Putting it all together

The full implementation looks like this:

const MS_PER_SECOND = 1000
const MS_PER_MINUTE = MS_PER_SECOND * 60
const MS_PER_HOUR = MS_PER_MINUTE * 60
const MS_PER_DAY = MS_PER_HOUR * 24
const MS_PER_WEEK = MS_PER_DAY * 7

function getMillisecondsDiff(startDate, endDate) {
return endDate.getTime() - startDate.getTime()
}

function getSecondsDiff(startDate, endDate) {
return getMillisecondsDiff(startDate, endDate) / MS_PER_SECOND
}

function getMinutesDiff(startDate, endDate) {
return getMillisecondsDiff(startDate, endDate) / MS_PER_MINUTE
}

function getHoursDiff(startDate, endDate) {
return getMillisecondsDiff(startDate, endDate) / MS_PER_HOUR
}

function getDaysDiff(startDate, endDate) {
return getMillisecondsDiff(startDate, endDate) / MS_PER_DAY
}

function getWeeksDiff(startDate, endDate) {
return getMillisecondsDiff(startDate, endDate) / MS_PER_WEEK
}

function addMonths(date, n) {
const result = new Date(date)
result.setDate(1)
result.setMonth(date.getMonth() + n)
const daysInResultMonth = new Date(
result.getFullYear(),
result.getMonth() + 1,
0,
).getDate()
result.setDate(Math.min(date.getDate(), daysInResultMonth))
return result
}

function getMonthsDiff(startDate, endDate) {
let months =
(endDate.getFullYear() - startDate.getFullYear()) * 12 +
(endDate.getMonth() - startDate.getMonth())
if (addMonths(startDate, months) > endDate) months -= 1
const anchor = addMonths(startDate, months)
const nextAnchor = addMonths(startDate, months + 1)
const fractional =
(endDate.getTime() - anchor.getTime()) /
(nextAnchor.getTime() - anchor.getTime())
return months + fractional
}

function getYearsDiff(startDate, endDate) {
let years = endDate.getFullYear() - startDate.getFullYear()
if (addMonths(startDate, years * 12) > endDate) years -= 1
const anchor = addMonths(startDate, years * 12)
const nextAnchor = addMonths(startDate, (years + 1) * 12)
const fractional =
(endDate.getTime() - anchor.getTime()) /
(nextAnchor.getTime() - anchor.getTime())
return years + fractional
}

Better alternatives

The model above is essentially a hand-rolled version of Temporal's Duration.prototype.total. In new code I'd just use the Temporal API directly:

const start = Temporal.PlainDateTime.from("1994-08-06T10:00")
const end = Temporal.Now.plainDateTimeISO()

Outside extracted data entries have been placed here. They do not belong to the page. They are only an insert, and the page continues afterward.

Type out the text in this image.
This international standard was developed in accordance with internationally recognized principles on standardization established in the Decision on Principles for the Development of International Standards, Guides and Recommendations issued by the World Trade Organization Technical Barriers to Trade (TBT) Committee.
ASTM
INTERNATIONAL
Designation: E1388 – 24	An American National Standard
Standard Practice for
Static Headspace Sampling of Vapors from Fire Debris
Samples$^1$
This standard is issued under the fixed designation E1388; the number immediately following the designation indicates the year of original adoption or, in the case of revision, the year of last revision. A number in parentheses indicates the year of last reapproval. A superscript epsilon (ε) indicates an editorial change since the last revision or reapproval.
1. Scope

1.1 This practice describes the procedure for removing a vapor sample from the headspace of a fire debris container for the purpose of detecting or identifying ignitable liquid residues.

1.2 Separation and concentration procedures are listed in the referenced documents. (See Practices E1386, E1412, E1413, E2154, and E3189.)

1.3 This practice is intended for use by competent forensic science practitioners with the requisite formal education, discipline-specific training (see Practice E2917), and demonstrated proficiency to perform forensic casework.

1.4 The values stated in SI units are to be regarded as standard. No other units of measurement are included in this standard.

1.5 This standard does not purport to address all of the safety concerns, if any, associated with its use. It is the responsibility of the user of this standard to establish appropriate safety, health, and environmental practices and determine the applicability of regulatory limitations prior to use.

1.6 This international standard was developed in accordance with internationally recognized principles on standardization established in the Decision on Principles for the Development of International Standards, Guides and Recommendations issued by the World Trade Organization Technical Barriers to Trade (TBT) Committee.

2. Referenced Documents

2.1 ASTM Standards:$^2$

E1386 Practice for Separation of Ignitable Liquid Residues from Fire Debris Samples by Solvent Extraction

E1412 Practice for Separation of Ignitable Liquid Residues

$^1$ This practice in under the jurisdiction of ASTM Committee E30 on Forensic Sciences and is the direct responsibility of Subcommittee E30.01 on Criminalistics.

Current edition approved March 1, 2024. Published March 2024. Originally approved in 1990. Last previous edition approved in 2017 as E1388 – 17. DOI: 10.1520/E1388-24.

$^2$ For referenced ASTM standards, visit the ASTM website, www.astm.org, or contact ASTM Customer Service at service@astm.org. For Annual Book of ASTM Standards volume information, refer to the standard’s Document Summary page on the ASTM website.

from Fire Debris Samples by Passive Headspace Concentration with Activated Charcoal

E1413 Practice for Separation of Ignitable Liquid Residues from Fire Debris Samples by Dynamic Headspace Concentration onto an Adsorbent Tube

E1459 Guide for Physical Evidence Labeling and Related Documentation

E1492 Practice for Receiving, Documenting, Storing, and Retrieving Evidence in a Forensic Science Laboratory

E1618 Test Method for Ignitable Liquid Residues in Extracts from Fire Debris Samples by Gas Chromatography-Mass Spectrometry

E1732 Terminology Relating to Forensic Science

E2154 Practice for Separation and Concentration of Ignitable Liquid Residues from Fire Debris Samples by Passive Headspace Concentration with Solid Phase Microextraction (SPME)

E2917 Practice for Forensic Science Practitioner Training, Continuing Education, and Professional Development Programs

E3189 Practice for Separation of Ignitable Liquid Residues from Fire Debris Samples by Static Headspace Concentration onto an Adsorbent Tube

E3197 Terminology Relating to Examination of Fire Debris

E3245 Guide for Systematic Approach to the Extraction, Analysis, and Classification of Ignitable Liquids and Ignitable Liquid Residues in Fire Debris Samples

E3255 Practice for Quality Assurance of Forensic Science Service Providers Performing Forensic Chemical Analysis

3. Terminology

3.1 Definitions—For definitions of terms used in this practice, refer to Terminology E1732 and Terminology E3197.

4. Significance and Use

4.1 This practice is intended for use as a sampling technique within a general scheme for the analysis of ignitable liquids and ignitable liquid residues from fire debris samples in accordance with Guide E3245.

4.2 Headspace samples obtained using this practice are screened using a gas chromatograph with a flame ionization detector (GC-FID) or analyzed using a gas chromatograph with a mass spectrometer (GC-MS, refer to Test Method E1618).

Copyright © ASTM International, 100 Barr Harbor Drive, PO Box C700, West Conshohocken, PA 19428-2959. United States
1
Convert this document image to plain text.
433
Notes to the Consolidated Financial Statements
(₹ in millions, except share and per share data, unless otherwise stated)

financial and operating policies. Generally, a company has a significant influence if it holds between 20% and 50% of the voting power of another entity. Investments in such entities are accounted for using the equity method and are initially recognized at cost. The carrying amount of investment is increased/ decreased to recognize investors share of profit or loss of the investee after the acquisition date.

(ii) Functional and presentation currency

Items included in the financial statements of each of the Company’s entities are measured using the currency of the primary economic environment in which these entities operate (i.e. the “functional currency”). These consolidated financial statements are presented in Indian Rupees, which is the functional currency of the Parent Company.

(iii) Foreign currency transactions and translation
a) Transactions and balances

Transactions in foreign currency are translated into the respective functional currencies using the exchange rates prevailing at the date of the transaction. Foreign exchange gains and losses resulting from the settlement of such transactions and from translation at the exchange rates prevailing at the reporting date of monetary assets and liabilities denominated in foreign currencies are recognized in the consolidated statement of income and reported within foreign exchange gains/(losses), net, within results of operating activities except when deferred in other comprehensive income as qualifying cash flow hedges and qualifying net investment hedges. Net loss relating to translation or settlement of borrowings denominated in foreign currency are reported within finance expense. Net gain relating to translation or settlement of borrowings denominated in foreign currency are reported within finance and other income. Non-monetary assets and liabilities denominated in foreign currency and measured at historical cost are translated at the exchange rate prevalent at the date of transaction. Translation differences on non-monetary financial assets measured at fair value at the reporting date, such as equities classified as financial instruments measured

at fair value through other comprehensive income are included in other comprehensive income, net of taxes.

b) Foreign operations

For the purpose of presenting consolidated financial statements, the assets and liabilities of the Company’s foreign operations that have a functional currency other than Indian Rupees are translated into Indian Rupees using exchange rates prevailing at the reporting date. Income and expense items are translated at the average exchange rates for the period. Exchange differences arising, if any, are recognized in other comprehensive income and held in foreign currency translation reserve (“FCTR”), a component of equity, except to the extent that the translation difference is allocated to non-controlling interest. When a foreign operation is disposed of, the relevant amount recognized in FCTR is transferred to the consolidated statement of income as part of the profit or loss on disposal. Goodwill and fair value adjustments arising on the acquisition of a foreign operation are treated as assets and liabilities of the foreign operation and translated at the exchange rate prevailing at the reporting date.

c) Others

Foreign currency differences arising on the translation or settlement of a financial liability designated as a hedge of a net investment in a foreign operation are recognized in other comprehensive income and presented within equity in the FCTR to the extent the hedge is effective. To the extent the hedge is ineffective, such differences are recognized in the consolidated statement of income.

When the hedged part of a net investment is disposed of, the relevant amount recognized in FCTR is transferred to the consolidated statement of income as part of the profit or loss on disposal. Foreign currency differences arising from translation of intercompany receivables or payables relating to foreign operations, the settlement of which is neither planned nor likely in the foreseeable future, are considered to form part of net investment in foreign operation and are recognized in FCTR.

// Decimals in a specific unit
const years = end.since(start).total({ unit: "year", relativeTo: start })
const months = end.since(start).total({ unit: "month", relativeTo: start })
const weeks = end.since(start).total({ unit: "week" })

// Or as an integer breakdown: { years, months, days, hours, ... }
const duration = end.since(start, { largestUnit: "year" })

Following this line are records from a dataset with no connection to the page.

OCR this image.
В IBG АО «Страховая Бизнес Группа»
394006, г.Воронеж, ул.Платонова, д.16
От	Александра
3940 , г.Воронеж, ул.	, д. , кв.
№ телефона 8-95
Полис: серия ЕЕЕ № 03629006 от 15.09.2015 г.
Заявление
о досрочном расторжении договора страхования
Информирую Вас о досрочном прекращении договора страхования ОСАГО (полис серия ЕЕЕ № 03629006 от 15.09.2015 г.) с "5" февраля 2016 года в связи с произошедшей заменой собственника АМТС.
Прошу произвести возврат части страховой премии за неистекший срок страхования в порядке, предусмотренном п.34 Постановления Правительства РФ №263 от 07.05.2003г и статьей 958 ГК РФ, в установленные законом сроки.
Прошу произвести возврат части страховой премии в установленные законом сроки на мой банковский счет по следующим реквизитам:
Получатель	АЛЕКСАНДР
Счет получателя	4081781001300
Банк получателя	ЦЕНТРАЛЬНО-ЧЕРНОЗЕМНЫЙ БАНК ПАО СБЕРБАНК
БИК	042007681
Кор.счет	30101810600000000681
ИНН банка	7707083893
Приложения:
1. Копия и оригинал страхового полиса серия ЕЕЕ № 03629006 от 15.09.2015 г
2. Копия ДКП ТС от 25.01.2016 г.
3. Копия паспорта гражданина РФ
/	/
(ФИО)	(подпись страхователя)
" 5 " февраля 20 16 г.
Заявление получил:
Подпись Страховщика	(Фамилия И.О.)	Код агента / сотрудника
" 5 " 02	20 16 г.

Temporal is a recent addition, so support still varies across environments. Where it isn't available, the @js-temporal/polyfill polyfill works.

An established library like date-fns also has functions like differenceInYears, differenceInMonths and differenceInWeeks, but they only return integers — for decimals you'd have to combine multiple calls or compute on milliseconds yourself.

So the manual implementation in this article is essentially obsolete in practice — but hopefully a useful exercise in understanding why computing the months or years between two moments isn't always trivial.

That's it! I can brag about being 1661.440494112 weeks old, and you can see for yourself how old you are — exactly.